For a very long time I struggled with my relationship with my parents. I grew up in a very German household and to me, it felt very unsupported, unloving and highly critical. I felt really distant from my parents as my sister and I grew up in South Africa and culturally we were quite different from the traditional German culture. Principles and doing things right were often more important than just giving love and support in situations.
It has taken me years to accept that there are different ways to live and there are different principles to live by and that my way is not necessarily right or wrong but merely different. It has taken me even more years to acknowledge that my mother’s endless criticisms and corrections on how I looked, what I wore and what job I held were not done out of spite or pain but as her way of protecting me and ensuring I got the best out of life, from her viewpoint. Looking good and being presentable, reliable and hard-working were principles that allowed her to achieve many great things in her life and she was merely passing on experiences that had worked for her.
I let go of the pain around this. I let go of the pain that I always felt around not being good enough for them or that my job wasn’t enough to make them proud or that my partner or friends were not “enough” for them. What I realized is that ultimately I needed to do the things that made me happy and when I did that, they would see that I was happy and it wouldn’t be an area that they felt they needed to “fix”. I must admit I used many techniques to allow myself to release this pain. At first I tried psychotherapy and simply talking it all out with a therapist but this just seemed to make me feel worse and like more of a victim.
Eventually, I discovered that the pain I was experiencing was merely a perception I had about myself. That there was an inner child in me that felt unloved, not worthy and that wanted approval. Yes, I could partly have blamed my parents for this inner child yearning but I believe we all feel this on some level, no matter how wonderful our parents have been towards us. It is a voice that grows inside of us and when we figure this out, we can traced its source but more importantly we can release the emotional pain around it.

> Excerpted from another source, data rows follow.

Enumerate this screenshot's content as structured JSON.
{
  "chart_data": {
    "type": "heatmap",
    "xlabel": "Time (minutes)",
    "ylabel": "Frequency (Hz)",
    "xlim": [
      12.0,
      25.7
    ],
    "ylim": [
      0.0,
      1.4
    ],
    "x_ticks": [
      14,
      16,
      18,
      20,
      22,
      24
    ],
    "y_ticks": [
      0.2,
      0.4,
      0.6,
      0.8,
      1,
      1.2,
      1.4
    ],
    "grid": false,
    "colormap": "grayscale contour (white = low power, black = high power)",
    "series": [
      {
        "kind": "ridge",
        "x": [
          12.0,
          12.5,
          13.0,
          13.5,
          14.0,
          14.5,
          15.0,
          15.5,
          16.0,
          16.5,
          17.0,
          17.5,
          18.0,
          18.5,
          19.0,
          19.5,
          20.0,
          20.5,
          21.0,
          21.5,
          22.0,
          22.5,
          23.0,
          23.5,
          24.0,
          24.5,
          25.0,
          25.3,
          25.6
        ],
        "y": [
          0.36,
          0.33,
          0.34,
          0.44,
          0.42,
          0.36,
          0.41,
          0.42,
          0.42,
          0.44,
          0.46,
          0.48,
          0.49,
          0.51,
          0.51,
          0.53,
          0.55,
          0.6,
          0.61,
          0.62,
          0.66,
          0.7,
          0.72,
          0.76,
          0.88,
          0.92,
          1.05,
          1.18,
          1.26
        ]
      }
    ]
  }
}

I believe it is the emotional pain around words, situations or experiences that we need to release and then we can accept and forgive and move forward.
I did this with a technique I discovered over a year ago. It is called Emotional Freedom Technique and it does exactly that, it releases the pain and emotions we feel about something. It does this incredibly well. When I first heard about this technique I couldn’t believe how simple it was and had serious doubts that it would work at all. It did and it is super easy to do and allows us all to release anger, resentment or pain around anything we might be feeling.
It is funny because it seems that many of us with endometriosis seem to have struggles with our relationships with our parents. Many of us have a particular struggle with our mothers. I know for me, I got along much better with my dad than my mom. She was always the hard one, the critical one and the one that struggled to show any real love and affection. I used to actually find that my endo would flare up whenever I visited her. I believe this was all the tension and stress I felt around those hectic emotions.
It is interesting to me because endometriosis seems to have found its way into that area of our bodies. That area where babies are made and our family lineage is extended. The ties to our mothers become more intensified when we are looking at having a child. We reflect more on our own upbringing and what we would do differently. We reflect on how she would have felt carrying us and somehow, as much as we want to close off our relationship with our mothers sometimes, we are drawn back to her connection with us.
What is your relationship with your mom? Your dad? Do you believe that there could be a connection here? Does your endo flare up when you are around them?